C’est par hasard. Elle se promène dans les couloirs du Kämp, ces couloirs qu’elle connaît par cœur et qu’elle redécouvre, changés et identiques. Au deuxième étage, dans un recoin près de l’escalier de service, il y a des tableaux accrochés au mur. Des paysages finlandais, des natures mortes, des portraits.
Et celui-ci.
Elle s’arrête.
Le portrait représente une jeune femme. Trente ans, peut-être moins. Des cheveux bruns relevés en chignon, un cou long, des épaules nues. Une robe de soirée blanche, décolletée. Des yeux sombres qui regardent le spectateur avec une assurance presque arrogante.
Elle ne reconnaît pas le visage. Pas tout de suite. C’est une étrangère, cette femme, une inconnue du passé.
Puis elle lit la plaque, en bas du cadre.
« Alma Löfgren, soprano. Portrait par Albert Edelfelt, 1908. »
Edelfelt. Elle se souvient maintenant.
Il était venu la voir à Helsinki, en 1908, après un concert. Un peintre célèbre, le plus célèbre de Finlande, celui qui avait fait le portrait de la reine Victoria et de tant d’autres. Il voulait la peindre. Elle avait accepté.

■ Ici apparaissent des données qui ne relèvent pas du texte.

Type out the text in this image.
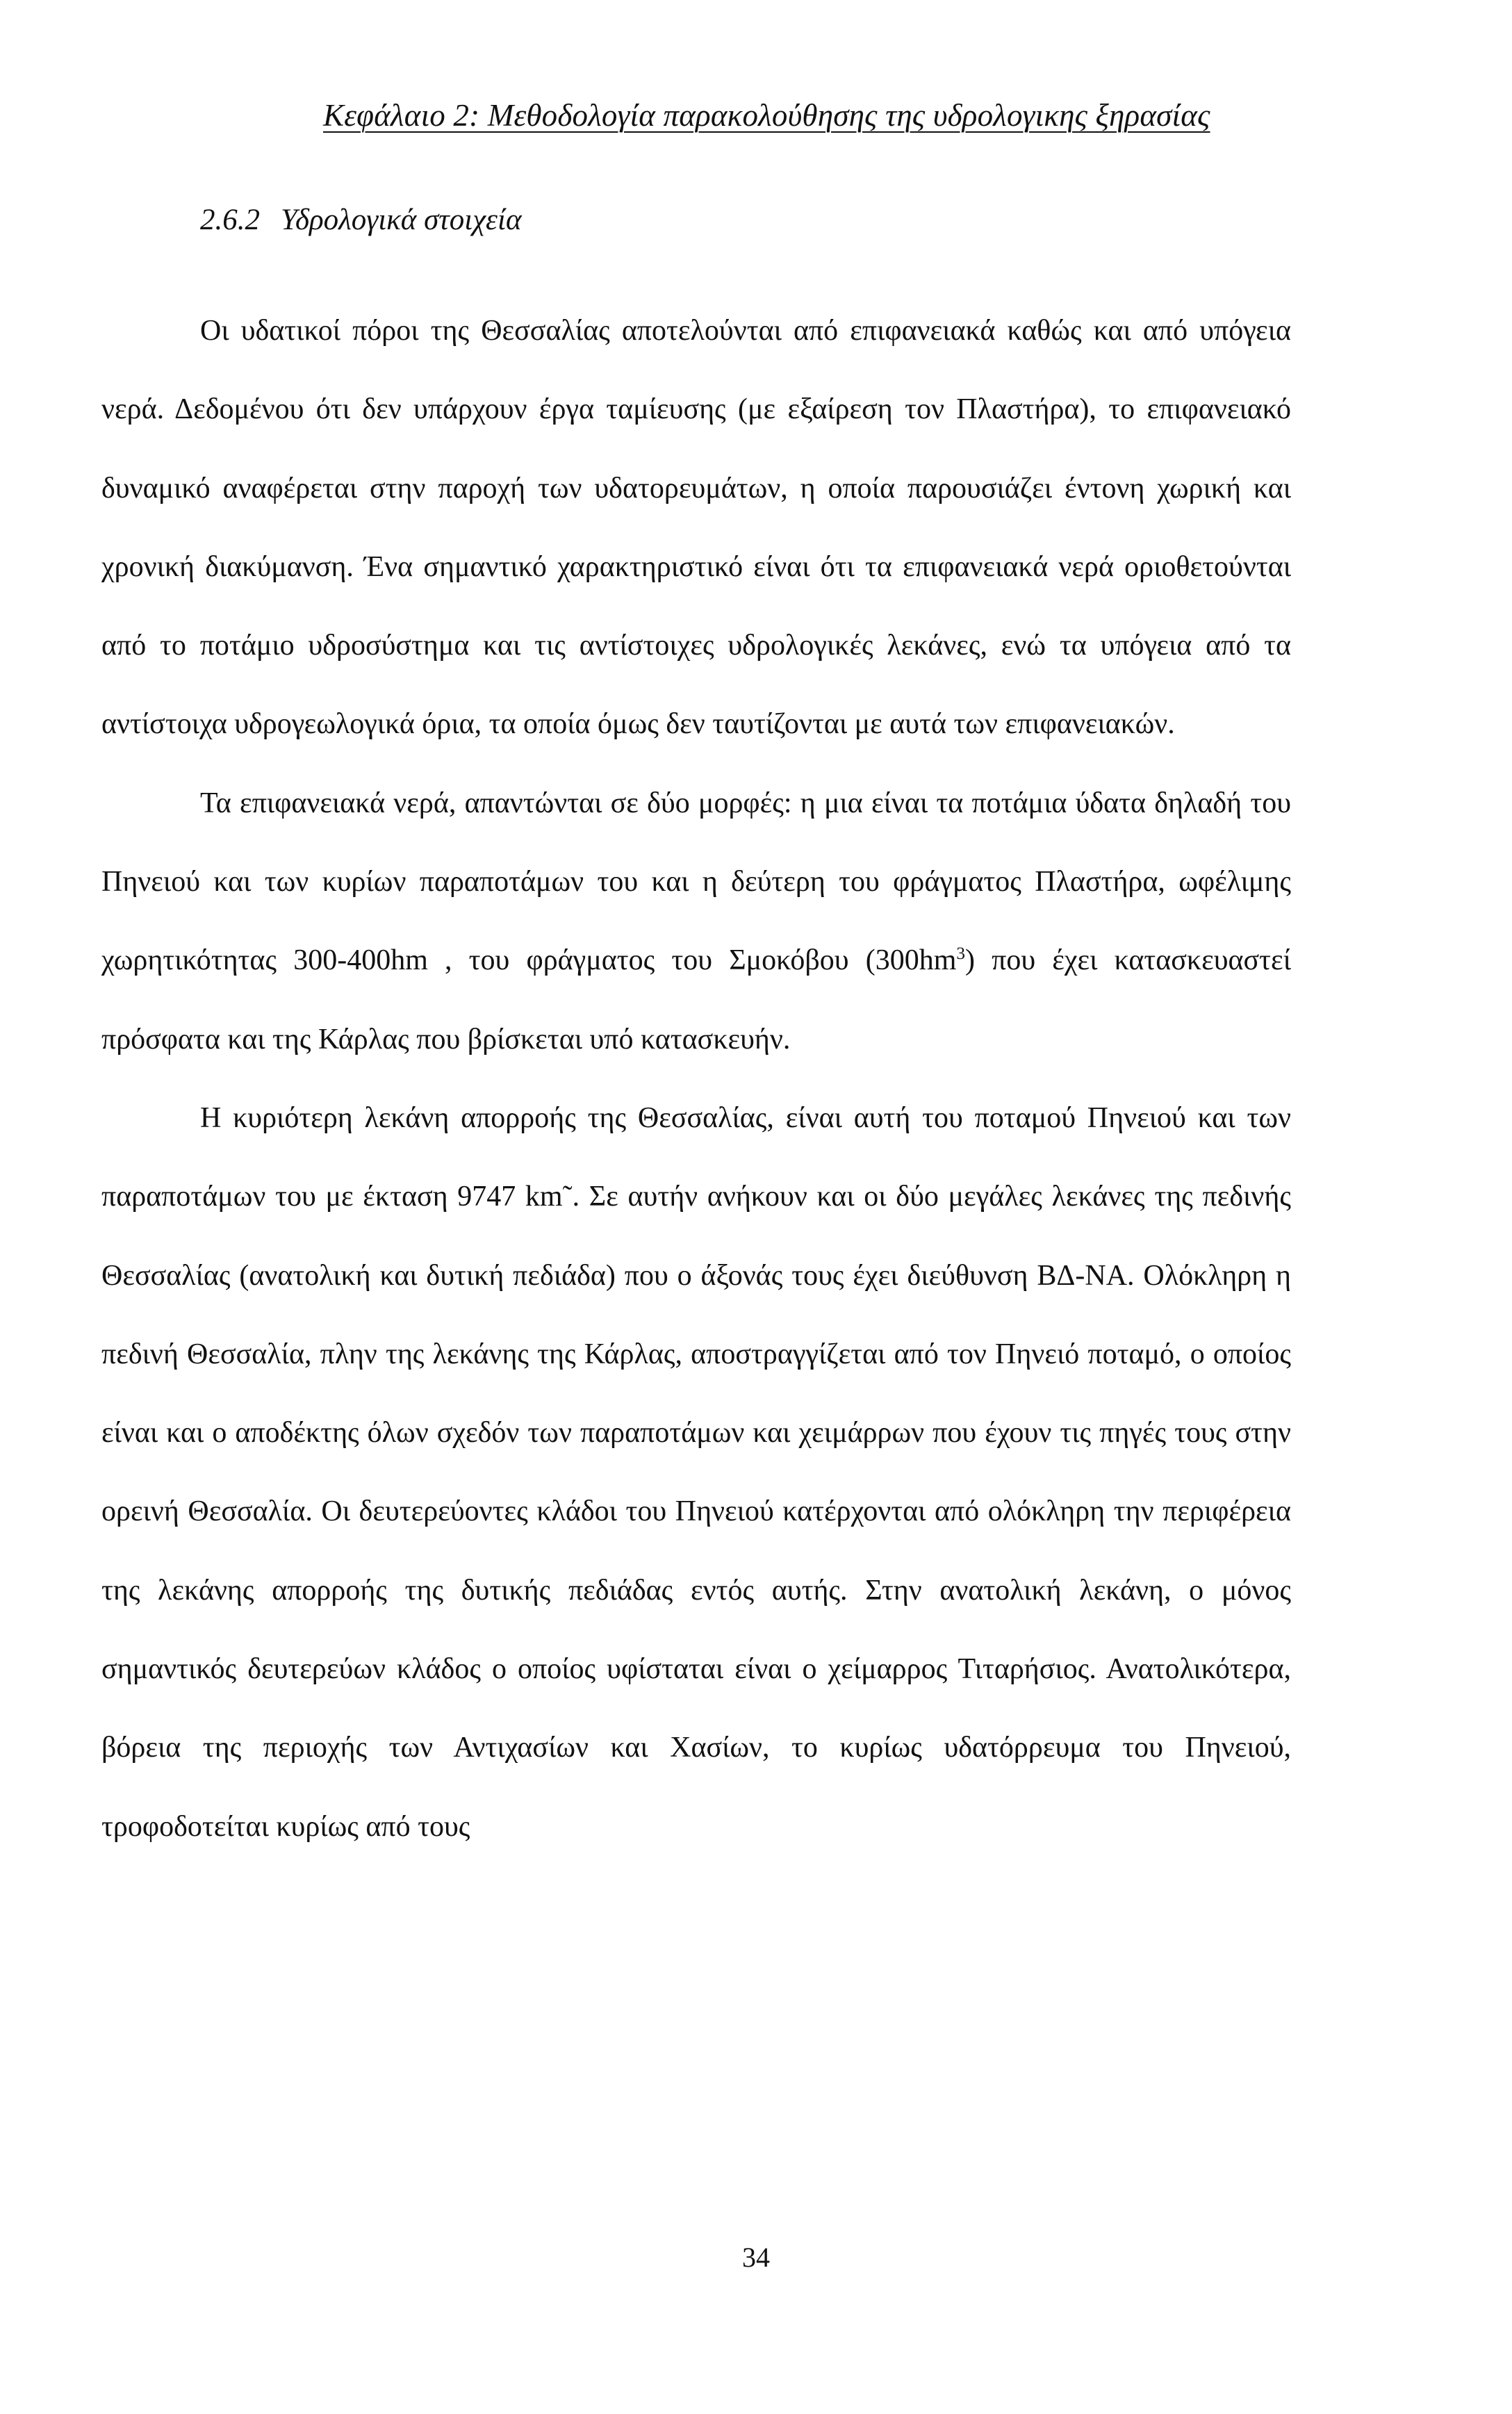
Κεφάλαιο 2: Μεθοδολογία παρακολούθησης της υδρολογικης ξηρασίας
2.6.2 Υδρολογικά στοιχεία

Οι υδατικοί πόροι της Θεσσαλίας αποτελούνται από επιφανειακά καθώς και από υπόγεια νερά. Δεδομένου ότι δεν υπάρχουν έργα ταμίευσης (με εξαίρεση τον Πλαστήρα), το επιφανειακό δυναμικό αναφέρεται στην παροχή των υδατορευμάτων, η οποία παρουσιάζει έντονη χωρική και χρονική διακύμανση. Ένα σημαντικό χαρακτηριστικό είναι ότι τα επιφανειακά νερά οριοθετούνται από το ποτάμιο υδροσύστημα και τις αντίστοιχες υδρολογικές λεκάνες, ενώ τα υπόγεια από τα αντίστοιχα υδρογεωλογικά όρια, τα οποία όμως δεν ταυτίζονται με αυτά των επιφανειακών.

Τα επιφανειακά νερά, απαντώνται σε δύο μορφές: η μια είναι τα ποτάμια ύδατα δηλαδή του Πηνειού και των κυρίων παραποτάμων του και η δεύτερη του φράγματος Πλαστήρα, ωφέλιμης χωρητικότητας 300-400hm , του φράγματος του Σμοκόβου $(300hm^3)$ που έχει κατασκευαστεί πρόσφατα και της Κάρλας που βρίσκεται υπό κατασκευήν.

Η κυριότερη λεκάνη απορροής της Θεσσαλίας, είναι αυτή του ποταμού Πηνειού και των παραποτάμων του με έκταση 9747 km˜. Σε αυτήν ανήκουν και οι δύο μεγάλες λεκάνες της πεδινής Θεσσαλίας (ανατολική και δυτική πεδιάδα) που ο άξονάς τους έχει διεύθυνση ΒΔ-ΝΑ. Ολόκληρη η πεδινή Θεσσαλία, πλην της λεκάνης της Κάρλας, αποστραγγίζεται από τον Πηνειό ποταμό, ο οποίος είναι και ο αποδέκτης όλων σχεδόν των παραποτάμων και χειμάρρων που έχουν τις πηγές τους στην ορεινή Θεσσαλία. Οι δευτερεύοντες κλάδοι του Πηνειού κατέρχονται από ολόκληρη την περιφέρεια της λεκάνης απορροής της δυτικής πεδιάδας εντός αυτής. Στην ανατολική λεκάνη, ο μόνος σημαντικός δευτερεύων κλάδος ο οποίος υφίσταται είναι ο χείμαρρος Τιταρήσιος. Ανατολικότερα, βόρεια της περιοχής των Αντιχασίων και Χασίων, το κυρίως υδατόρρευμα του Πηνειού, τροφοδοτείται κυρίως από τους

34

Les séances avaient duré deux semaines. Elle posait dans son appartement, près de la fenêtre, dans cette robe blanche qu’elle avait portée pour Isolde. Il peignait en silence, concentré, ne lui parlant que pour lui demander de bouger le menton ou de tourner légèrement la tête.
Elle n’avait jamais vu le tableau fini. Edelfelt était mort l’année suivante, subitement, et le portrait avait disparu. Elle l’avait oublié.
Et maintenant, il est là. Au Kämp. Dans un couloir où personne ne passe.
Elle reste longtemps devant le portrait.
Cette femme, cette Alma Löfgren de 1908, elle ne la connaît pas. Oh, elle se souvient d’avoir été elle — les souvenirs sont là, intacts. Mais la femme du portrait, avec sa peau lisse et ses yeux brillants et sa jeunesse insolente, cette femme-là est morte depuis longtemps.
Ce qui reste, c’est elle. La vieille. La survivante. Celle qui a traversé les guerres et les exils et les deuils, et qui est encore debout, par miracle ou par obstination.
Elle lève la main. Elle touche le cadre, du bout des doigts. Le bois est froid, lisse, ancien.
— Bonjour, dit-elle à voix basse. Bonjour, toi.
Le portrait ne répond pas. Les portraits ne répondent jamais. Mais il y a quelque chose, dans les yeux peints de la jeune femme, quelque chose qui ressemble à un encouragement.
— Vous la connaissez ?
Elle sursaute. Un homme, derrière elle. Un employé de l’hôtel, en uniforme.
— Pardon ?
— La femme du portrait. Vous la connaissez ?
Elle hésite. Elle pourrait dire non. Elle pourrait passer son chemin, oublier, retourner dans sa chambre.
— C’était moi, dit-elle finalement. Il y a longtemps.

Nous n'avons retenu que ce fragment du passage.